Jerica M. Berge, Octavia Cheatom, Angela R. Fertig, Allan Tate, Amanda Trofholz, Junia N. Brito, and Nathan Shippee

Given the high prevalence of overweight/obesity and the low prevalence of engaging in physical activity in children, it is important to identify barriers that impede child physical activity. One potential barrier is parental stress. The current study examined the association between parental stress levels and girls’ and boys’ moderate to vigorous physical activity. Children aged 5–7 years and their families (n = 150) from 6 racial/ethnic groups (n = 25 each Black, Hispanic, Hmong, Native American, Somali, and White families) were recruited for the Family Matters mixed-methods study in 2015 through primary care clinics in Minneapolis and St Paul, MN. Two in-home visits were carried out with families 10 days apart for data collection, with an 8-day observational period in between when children wore accelerometers.
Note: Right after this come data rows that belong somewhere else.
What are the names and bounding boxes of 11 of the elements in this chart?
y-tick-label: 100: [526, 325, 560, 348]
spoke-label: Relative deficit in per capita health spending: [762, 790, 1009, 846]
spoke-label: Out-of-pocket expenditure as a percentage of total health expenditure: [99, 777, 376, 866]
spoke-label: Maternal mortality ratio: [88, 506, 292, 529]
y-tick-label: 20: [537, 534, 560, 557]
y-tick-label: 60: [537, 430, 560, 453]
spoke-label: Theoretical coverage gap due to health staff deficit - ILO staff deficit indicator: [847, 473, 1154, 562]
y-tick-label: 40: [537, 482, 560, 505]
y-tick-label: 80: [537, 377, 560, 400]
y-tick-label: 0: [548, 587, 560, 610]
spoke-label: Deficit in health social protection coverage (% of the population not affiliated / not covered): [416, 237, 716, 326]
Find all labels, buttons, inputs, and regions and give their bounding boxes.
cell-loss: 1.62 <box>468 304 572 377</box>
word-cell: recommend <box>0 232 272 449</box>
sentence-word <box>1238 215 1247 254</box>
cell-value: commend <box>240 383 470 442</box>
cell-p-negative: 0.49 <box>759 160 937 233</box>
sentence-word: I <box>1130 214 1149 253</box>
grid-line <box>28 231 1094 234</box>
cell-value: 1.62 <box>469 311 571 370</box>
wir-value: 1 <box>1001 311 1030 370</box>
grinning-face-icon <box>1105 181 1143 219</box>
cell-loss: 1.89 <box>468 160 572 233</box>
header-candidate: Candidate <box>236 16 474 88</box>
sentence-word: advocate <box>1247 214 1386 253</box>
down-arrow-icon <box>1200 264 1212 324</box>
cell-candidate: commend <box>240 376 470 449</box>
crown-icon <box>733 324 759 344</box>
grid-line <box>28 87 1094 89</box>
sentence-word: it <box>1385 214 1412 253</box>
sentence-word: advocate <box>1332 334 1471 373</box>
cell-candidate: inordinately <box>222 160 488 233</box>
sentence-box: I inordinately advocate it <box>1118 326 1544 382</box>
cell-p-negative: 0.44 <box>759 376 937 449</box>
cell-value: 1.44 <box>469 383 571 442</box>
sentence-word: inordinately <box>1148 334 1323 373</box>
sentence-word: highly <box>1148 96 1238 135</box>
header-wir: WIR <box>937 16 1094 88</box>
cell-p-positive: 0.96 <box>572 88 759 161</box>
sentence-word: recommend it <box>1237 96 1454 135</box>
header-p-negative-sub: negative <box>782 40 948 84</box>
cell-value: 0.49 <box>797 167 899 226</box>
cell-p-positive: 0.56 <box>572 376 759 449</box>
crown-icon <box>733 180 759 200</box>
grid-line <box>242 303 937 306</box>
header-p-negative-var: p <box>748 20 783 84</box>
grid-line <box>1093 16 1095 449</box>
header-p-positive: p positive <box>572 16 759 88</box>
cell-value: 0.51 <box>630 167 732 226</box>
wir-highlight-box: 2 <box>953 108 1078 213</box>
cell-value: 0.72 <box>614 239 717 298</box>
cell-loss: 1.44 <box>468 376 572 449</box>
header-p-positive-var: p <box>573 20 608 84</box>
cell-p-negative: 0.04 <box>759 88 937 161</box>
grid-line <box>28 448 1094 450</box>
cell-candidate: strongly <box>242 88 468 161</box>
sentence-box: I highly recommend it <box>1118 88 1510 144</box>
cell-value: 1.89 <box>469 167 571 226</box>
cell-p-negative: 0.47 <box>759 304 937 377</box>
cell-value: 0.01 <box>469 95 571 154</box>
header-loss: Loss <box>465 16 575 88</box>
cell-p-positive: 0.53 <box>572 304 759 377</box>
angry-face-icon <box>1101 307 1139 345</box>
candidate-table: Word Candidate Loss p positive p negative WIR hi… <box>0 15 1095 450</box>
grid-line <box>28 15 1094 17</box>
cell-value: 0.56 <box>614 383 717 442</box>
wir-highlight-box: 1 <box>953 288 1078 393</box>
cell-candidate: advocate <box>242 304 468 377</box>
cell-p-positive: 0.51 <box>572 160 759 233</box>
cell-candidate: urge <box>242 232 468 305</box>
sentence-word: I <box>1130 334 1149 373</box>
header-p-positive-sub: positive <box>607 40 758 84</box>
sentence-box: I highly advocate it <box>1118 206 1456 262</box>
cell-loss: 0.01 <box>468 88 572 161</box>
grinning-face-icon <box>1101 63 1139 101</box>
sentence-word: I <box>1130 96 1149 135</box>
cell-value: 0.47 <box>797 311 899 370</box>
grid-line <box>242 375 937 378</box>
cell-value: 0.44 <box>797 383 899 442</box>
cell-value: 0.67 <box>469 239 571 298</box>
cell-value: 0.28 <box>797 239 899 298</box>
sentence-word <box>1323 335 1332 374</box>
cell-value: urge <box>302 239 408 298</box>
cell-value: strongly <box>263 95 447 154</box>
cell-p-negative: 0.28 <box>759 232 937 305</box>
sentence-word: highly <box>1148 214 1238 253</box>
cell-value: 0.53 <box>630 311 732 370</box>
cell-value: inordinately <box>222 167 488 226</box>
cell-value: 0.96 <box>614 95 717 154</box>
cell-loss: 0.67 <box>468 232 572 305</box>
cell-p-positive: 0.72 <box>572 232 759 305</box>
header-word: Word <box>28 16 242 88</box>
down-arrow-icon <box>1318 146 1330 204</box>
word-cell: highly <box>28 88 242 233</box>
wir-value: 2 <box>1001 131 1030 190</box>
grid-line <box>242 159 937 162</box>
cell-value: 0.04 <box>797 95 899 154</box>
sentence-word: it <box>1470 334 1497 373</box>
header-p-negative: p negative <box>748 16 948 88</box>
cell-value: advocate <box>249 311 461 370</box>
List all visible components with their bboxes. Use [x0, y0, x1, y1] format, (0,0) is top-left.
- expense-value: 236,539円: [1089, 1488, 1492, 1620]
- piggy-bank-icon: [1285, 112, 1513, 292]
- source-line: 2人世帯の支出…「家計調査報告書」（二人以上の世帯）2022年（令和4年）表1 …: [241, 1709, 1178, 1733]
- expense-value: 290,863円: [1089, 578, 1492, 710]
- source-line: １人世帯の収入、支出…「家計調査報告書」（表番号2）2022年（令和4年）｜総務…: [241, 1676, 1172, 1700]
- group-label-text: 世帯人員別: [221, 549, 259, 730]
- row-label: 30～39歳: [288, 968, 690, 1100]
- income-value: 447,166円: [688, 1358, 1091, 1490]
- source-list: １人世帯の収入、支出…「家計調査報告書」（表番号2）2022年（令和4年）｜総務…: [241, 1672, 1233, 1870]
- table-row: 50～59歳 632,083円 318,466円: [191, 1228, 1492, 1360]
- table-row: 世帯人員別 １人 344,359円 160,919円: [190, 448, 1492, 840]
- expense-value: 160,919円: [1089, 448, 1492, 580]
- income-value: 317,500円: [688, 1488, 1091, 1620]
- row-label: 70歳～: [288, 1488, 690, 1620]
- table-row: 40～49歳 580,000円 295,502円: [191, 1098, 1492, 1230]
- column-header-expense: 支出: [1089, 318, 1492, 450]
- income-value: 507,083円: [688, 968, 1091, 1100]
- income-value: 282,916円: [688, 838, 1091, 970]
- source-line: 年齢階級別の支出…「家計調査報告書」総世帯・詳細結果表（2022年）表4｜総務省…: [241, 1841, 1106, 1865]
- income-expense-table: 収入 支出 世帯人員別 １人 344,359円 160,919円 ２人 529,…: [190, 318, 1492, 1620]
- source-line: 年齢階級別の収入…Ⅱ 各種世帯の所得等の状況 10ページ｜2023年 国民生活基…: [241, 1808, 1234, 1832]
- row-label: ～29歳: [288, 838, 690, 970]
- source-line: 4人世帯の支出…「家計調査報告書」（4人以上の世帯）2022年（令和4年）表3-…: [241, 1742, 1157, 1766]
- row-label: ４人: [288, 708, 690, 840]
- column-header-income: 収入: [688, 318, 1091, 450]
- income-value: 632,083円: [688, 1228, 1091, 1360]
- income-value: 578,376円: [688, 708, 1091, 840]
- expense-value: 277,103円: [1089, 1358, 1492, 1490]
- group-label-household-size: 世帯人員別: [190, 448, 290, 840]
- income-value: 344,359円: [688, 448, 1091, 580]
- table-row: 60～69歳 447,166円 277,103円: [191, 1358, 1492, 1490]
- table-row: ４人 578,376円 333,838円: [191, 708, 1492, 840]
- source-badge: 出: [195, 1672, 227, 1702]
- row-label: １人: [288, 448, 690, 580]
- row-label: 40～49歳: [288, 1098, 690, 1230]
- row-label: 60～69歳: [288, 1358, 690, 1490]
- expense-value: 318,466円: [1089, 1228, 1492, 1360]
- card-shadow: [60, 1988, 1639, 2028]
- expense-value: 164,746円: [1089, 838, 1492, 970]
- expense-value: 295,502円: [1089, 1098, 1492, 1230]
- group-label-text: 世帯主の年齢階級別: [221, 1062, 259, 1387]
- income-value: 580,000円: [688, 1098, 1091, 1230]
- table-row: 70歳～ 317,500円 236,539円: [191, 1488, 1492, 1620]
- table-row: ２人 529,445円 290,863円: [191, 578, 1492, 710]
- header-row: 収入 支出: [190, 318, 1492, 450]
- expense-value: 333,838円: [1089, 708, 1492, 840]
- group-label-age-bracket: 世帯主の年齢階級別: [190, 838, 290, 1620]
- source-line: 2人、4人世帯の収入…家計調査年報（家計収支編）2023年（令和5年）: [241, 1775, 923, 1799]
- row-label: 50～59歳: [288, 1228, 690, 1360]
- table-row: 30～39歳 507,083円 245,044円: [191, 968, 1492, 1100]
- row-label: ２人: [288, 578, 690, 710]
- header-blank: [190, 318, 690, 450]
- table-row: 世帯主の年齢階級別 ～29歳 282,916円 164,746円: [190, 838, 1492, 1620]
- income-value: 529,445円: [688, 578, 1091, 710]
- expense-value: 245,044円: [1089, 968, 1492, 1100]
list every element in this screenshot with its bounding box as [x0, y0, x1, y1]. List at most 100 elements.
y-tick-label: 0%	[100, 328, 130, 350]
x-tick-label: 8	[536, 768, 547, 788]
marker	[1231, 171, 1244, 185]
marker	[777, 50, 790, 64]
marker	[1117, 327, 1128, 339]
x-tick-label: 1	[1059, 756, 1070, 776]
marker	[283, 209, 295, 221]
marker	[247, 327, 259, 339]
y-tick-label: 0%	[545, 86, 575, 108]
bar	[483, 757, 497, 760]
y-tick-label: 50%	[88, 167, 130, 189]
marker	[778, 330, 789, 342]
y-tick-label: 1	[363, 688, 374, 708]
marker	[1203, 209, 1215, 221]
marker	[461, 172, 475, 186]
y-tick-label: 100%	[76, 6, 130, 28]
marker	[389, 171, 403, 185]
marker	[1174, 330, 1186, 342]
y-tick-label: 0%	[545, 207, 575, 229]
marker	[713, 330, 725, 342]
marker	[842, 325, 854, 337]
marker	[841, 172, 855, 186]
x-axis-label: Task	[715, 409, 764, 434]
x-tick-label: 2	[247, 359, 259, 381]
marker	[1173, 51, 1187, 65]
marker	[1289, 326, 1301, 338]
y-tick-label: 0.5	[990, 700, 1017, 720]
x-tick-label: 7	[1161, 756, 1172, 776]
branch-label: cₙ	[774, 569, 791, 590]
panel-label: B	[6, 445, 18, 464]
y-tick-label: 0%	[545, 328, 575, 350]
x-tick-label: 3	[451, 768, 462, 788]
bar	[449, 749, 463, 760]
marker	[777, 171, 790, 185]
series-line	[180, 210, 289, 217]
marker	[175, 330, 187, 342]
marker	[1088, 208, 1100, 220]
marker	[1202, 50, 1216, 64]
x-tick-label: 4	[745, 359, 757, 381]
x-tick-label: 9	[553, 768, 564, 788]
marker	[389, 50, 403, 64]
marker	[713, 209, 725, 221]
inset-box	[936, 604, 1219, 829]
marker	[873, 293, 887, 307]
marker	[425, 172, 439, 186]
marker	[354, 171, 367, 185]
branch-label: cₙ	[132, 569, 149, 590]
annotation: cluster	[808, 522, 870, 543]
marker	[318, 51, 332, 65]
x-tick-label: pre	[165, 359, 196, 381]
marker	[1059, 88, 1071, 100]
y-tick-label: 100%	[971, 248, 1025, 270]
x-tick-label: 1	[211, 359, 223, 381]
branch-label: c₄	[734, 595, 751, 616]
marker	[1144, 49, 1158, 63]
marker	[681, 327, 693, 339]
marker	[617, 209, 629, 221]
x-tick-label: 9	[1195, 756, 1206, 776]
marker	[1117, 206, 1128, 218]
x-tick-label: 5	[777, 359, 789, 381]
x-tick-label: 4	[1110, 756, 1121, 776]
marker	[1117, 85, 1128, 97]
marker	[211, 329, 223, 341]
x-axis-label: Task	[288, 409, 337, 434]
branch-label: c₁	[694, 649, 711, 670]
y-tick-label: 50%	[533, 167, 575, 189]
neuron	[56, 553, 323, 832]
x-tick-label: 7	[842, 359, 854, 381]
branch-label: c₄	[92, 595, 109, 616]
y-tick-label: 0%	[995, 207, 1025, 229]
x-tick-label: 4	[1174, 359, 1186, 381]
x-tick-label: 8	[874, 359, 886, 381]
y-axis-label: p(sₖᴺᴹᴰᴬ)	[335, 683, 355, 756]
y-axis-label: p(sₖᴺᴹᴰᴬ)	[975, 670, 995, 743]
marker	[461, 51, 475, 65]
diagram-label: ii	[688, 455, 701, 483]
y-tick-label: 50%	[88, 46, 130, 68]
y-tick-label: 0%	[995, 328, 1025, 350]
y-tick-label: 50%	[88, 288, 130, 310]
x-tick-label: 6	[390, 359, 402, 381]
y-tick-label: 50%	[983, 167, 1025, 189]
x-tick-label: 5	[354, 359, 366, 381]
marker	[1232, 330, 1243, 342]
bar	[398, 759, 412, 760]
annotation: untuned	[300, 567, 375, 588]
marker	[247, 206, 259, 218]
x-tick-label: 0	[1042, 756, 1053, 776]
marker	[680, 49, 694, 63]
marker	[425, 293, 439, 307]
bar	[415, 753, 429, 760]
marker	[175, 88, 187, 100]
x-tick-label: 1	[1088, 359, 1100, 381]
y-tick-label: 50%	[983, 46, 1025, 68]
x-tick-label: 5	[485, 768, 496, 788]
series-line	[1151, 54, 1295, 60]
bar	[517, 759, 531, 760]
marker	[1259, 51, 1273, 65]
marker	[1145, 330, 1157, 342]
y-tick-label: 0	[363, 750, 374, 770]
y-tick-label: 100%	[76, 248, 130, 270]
Higher parental stress levels were associated with fewer minutes of moderate to vigorous physical activity in girls (P < .05) compared with boys. On average, girls with a parent reporting a stress rating of 10 engaged in 24 minutes less of physical activity per day than girls with a parent with a stress rating of 1. The results suggest that parental stress may reduce girls’ engagement in physical activity. The implications of these results include targeting parental stress and coping skills in future physical activity interventions. In addition, when addressing child physical activity in health care visits with parents and daughters, providers may want to focus their anticipatory guidance on parental stress and coping skills in addition to providing resources to help parents manage stress.